The present invention relates to an improved electrical connector useful for connecting batteries to cable wire, and in particular, for connecting the battery posts of storage batteries to vehicles.
Electrical connectors that are used to connect the battery posts of storage batteries to the electrical systems of vehicles have demanding corrosion-resistance and vibration-withstanding requirements. The corrosion-resistance requirements arise from the highly corrosive galvanic coupling environment of storage batteries. Storage batteries typically contain corrosive acids that vaporize and condense on the battery posts and electrical junction points of the electrical connector. The hygroscopic acids and byproducts thereof, absorb moisture from the ambient environment to form highly corrosive chemical species which rapidly corrode the electrical connector, cable wire, and battery posts. Such corrosion is further aggravated by the galvanic coupling that occurs between the battery post, connector, and cable wire, due to the electrical charge flowing through the metal connector components. The electrical connectors are also subject to high levels of vibrational stresses during operation of the vehicles. The vibrational stresses can cause the electrical connectors to release the cable wire or loosen about the battery post, resulting in shorting and sparking of the electrical junction and malfunctioning of the vehicle.
Conventional electrical connectors that are fabricated using numerous components provide limited corrosion resistance and often fail in high vibration environments. For example, FIGS. 1a-1c show a conventional electrical connector 10 that comprises (i) a battery post connector 11 that compression fits around the battery post, and (ii) a side-mounted cable connector 12 that is clamped on an exposed cable wire. The battery post connector 11 is compression fitted about the battery post by tightening a nut and bolt assembly 13 extending through the free ends 14a, 14b of the battery post connector. The side-mounted cable connector 12 compresses the exposed cable wire between a base 15 and a clamping plate 16 by tightening of the nut and bolt assemblies 17a, 17b therethrough, as shown in FIG. 1c.

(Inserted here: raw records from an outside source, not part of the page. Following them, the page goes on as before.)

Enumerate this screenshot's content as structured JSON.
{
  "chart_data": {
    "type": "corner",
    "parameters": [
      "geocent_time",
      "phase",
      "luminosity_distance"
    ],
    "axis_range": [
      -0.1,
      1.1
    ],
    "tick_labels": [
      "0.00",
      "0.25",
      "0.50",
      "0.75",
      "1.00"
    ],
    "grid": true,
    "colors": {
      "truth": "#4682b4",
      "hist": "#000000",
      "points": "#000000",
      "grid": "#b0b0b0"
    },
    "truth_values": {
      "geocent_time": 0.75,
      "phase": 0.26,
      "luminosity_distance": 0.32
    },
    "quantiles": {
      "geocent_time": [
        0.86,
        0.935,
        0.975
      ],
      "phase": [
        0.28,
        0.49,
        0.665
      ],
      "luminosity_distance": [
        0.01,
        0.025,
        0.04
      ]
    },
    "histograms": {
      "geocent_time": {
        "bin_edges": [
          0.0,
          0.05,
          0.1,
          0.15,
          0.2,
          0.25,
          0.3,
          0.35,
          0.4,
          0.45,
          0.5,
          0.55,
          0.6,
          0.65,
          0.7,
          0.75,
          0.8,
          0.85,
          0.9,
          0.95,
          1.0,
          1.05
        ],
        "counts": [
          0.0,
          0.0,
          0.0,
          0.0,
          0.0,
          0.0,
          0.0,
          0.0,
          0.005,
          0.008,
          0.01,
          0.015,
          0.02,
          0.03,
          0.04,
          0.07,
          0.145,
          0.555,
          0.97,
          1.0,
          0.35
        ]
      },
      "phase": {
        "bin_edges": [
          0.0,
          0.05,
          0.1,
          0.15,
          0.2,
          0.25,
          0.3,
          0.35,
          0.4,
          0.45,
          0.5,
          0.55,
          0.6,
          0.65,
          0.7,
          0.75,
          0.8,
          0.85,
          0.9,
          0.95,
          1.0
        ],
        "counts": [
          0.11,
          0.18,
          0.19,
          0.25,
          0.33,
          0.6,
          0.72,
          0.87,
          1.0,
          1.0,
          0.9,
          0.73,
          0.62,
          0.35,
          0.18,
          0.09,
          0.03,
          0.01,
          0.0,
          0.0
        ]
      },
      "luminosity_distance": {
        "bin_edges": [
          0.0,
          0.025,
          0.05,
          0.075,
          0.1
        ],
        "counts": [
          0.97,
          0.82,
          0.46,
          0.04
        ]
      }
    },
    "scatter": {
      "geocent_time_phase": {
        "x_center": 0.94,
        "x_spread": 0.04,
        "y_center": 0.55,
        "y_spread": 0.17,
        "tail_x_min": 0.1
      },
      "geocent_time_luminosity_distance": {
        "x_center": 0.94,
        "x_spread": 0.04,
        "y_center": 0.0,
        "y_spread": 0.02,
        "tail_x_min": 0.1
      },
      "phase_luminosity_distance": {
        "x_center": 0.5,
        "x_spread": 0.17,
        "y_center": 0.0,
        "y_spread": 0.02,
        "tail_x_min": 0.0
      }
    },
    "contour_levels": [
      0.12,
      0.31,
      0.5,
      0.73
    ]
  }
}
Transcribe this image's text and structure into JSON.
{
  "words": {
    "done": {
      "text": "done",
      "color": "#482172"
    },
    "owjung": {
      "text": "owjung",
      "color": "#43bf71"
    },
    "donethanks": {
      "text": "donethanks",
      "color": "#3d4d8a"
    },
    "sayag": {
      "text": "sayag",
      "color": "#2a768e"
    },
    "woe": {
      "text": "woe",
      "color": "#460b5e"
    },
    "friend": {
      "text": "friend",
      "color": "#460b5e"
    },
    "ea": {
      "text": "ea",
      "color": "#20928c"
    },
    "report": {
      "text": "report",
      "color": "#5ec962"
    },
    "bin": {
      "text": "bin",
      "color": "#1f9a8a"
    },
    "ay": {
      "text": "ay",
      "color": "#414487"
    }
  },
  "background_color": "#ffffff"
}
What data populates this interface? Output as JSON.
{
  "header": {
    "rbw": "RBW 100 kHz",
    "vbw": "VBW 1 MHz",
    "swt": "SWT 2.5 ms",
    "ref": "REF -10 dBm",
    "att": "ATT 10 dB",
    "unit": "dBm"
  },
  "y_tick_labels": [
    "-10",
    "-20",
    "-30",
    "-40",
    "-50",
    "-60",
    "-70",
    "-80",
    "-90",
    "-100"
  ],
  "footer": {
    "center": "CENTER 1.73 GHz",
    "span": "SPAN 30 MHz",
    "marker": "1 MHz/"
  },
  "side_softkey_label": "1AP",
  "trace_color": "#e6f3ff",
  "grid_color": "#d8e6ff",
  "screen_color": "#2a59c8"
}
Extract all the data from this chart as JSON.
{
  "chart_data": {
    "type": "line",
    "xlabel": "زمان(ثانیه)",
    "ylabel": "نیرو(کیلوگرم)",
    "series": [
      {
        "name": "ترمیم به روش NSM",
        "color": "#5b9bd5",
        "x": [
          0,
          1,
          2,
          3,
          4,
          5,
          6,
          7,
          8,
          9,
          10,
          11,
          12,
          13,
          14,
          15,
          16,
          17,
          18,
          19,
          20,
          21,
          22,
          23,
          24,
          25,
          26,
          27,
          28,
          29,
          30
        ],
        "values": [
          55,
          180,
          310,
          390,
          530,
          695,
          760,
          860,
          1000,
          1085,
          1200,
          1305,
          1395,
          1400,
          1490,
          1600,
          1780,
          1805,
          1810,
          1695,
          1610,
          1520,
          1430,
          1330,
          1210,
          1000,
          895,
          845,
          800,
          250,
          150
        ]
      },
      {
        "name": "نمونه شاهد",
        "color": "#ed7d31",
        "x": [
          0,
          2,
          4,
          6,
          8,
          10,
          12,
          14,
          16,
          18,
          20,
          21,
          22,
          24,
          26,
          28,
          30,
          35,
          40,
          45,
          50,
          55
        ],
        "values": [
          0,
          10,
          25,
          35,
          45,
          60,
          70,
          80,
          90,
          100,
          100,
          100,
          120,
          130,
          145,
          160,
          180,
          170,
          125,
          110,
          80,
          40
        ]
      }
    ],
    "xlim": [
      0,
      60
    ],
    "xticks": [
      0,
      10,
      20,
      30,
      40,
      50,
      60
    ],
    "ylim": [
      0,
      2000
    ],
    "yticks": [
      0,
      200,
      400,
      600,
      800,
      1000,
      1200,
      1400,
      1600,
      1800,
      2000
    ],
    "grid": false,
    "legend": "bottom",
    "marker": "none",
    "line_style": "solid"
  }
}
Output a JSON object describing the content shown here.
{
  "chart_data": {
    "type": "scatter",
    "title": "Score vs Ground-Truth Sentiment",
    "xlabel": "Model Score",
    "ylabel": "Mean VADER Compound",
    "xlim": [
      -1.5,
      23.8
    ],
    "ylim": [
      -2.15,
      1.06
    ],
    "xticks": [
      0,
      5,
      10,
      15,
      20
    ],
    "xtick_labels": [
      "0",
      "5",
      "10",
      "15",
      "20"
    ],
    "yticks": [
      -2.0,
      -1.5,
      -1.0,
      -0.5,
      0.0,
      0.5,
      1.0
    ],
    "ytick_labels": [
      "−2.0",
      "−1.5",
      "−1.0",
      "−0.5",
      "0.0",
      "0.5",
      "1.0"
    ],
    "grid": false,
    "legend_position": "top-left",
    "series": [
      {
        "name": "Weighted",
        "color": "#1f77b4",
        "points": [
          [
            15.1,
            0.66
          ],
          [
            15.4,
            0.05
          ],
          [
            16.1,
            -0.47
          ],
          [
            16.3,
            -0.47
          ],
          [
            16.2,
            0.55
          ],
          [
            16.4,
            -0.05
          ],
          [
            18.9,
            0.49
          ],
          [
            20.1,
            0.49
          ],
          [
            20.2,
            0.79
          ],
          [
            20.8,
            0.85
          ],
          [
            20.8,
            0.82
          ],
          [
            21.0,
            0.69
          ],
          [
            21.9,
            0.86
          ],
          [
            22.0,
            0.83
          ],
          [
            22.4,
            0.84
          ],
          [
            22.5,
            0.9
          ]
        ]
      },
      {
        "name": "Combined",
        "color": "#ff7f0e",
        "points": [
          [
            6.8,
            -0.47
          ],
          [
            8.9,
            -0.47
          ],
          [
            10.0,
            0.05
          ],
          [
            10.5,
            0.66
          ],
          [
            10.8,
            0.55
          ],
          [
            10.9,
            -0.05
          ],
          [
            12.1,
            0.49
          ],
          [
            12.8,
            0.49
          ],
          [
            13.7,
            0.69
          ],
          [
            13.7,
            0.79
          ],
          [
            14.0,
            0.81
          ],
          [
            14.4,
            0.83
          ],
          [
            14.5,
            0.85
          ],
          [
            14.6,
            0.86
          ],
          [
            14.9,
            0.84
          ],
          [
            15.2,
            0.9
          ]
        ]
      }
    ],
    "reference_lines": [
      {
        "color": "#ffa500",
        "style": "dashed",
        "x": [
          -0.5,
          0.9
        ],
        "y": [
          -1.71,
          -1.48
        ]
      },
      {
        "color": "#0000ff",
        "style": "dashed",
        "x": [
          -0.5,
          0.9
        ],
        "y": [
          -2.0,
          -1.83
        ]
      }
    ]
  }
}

The side-mounted cable connector 12 of the electrical connector 10 has several operational disadvantages. First, the side-mounted cable connector 12 lengthens the overall size of the electrical connector 10 often rendering the connector unsuitable for use in small engine compartments of compact cars and motorcycles. In most storage batteries, the battery posts are located at the perimeter of the battery, causing the attached electrical connector 10 to extend outwardly from the battery (as shown in FIG. 1a), and resulting in electrical contact and shorting of the connector 10 with the electrically conductive portions of the vehicle. Also, the relatively large sized and outwardly extending connector 10 can limit access to other components within the engine compartment of the vehicle, and require that the connector 10 be disconnected during service or repair of the vehicle. Furthermore, the side-mounted connector 12 is also often structurally weak at the joint 18 with the battery post connector 11, and can break-off at the joint during fabrication or during mounting of the electrical connector 10.
Another problem with conventional electrical connectors 10 results from the multiple nut and bolt assemblies 13, 17a, 17b that are used to tighten the connector around the battery post, and to compress the cable wire in the side-mounted cable connector 12. The numerous nut and bolt assemblies increases the chances of loosening of one or more of the assemblies during operation of the vehicle due to the high vibrational stresses placed on the connector. This results in disconnection or sparking at the battery post and cable wire junctions. Also, the large number of separate components of the connectors reduces the corrosion-resistance of the connector, due in part to the large surface area of the components, and in part to the sharp corners and edges of the components which can rapidly corrode in galvanic coupling environments because of the higher inherent surface energy of such features.
Thus, it is desirable to have an electrical connector with a reduced number of components to minimize the corrosion and vibration-induced failure of the connector, during operation of the vehicle. It is even more desirable to have an electrical connector that comprises a single integral assembly of components. It is further desirable to have an electrical connector that occupies a small cross-sectional area for use in small engine compartments.